Pour l’ensemble du pays qui compte plus de 27 600 morts, le taux de décès par habitant de la COVID-19 est d’un Canadien sur 1388. Ces proportions « frappent un peu », mais elles ne sont pas surprenantes pour l’expert en virologie Benoit Barbeau.

« Les statistiques évoquent surtout notre première confrontation avec le virus et puis nos premiers échecs qui ont démontré qu’à bien des niveaux, on était mal préparé pour bien se protéger, identifier et suivre un virus respiratoire de la sorte qui se transmet assez efficacement », avance le professeur au département des sciences biologiques à l’UQAM.

Un de ces échecs qui collent toujours au bilan québécois se trouve dans les CHSLD et résidences privées pour aînés. La première vague a été particulièrement dévastatrice en raison des multiples éclosions dans ces établissements, où est survenue une grande partie des décès, mentionne le Dr Gaston De Serres.

« Et ce par la suite, cela a été corrigé.

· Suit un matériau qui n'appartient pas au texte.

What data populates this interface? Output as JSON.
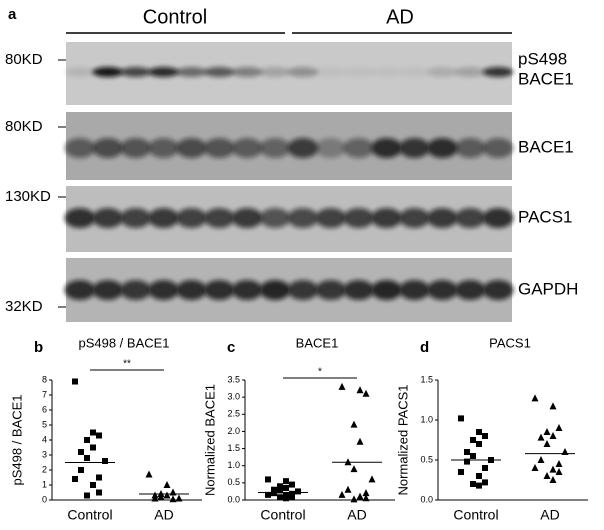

Il y en a eu encore des éclosions, mais jamais de la même ampleur et de la même fréquence que lors du début de la pandémie », fait valoir le médecin-épidémiologiste à l’Institut national de santé publique du Québec.

M. Barbeau rappelle qu’au printemps 2020, Montréal a été l’épicentre de la pandémie au pays avec une entrée massive du virus, expliquant possiblement le taux décès par habitant plus élevé au Québec.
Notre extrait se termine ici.